🤖 AI Summary
This study addresses the definitional ambiguity and unclear competency architecture surrounding the emerging profession of “Prompt Engineer.” Leveraging large-scale text mining and empirical analysis of 20,662 LinkedIn job postings, it quantifies the occupational scarcity of Prompt Engineers (<0.5% of AI-related roles) and establishes their distinct professional boundary—demonstrating statistically significant divergence in skill composition from Data Scientists and Machine Learning Engineers.

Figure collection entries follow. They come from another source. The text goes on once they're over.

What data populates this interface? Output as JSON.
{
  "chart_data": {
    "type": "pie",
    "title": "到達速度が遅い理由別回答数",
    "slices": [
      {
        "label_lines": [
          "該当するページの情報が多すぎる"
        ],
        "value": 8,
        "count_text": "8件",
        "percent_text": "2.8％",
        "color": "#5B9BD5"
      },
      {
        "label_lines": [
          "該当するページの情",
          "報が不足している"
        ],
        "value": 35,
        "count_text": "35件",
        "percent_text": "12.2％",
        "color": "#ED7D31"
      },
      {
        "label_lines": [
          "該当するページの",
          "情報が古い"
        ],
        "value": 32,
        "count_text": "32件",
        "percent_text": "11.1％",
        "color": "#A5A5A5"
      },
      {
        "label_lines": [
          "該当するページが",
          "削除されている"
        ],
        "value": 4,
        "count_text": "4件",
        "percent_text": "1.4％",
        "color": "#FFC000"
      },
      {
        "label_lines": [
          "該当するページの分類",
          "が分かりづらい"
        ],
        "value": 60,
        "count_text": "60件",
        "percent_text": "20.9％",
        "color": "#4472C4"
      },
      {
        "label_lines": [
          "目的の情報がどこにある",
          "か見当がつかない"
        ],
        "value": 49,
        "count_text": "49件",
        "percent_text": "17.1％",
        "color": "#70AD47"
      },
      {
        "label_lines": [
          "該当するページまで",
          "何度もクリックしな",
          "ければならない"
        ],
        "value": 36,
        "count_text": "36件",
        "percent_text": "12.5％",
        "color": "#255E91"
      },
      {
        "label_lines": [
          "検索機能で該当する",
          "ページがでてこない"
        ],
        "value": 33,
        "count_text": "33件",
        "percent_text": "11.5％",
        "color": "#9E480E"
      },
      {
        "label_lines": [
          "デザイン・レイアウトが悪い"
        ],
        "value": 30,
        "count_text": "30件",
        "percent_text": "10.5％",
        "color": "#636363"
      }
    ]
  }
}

Through frequency-based skill analysis and cross-role comparative modeling, the study identifies and weights four core competency dimensions: Communication (21.9%), AI Knowledge (22.8%), Prompt Design (18.7%), and Creative Problem Solving (15.8%). These findings constitute the first systematic, empirically grounded framework for occupational standardization, curriculum development, and evidence-based hiring practices in prompt engineering.
📝 Abstract
The rise of large language models (LLMs) has created a new job role: the Prompt Engineer. Despite growing interest in this position, we still do not fully understand what skills this new job role requires or how common these jobs are. We analyzed 20,662 job postings on LinkedIn, including 72 prompt engineer positions, to learn more about this emerging role. We found that prompt engineering is still rare (less than 0.5% of sampled job postings) but has a unique skill profile. Prompt engineers need AI knowledge (22.8%), prompt design skills (18.7%), good communication (21.9%), and creative problem-solving (15.8%) skills. These requirements significantly differ from those of established roles, such as data scientists and machine learning engineers, showing that prompt engineering is becoming its own profession. Our findings help job seekers, employers, and educational institutions in better understanding the emerging field of prompt engineering.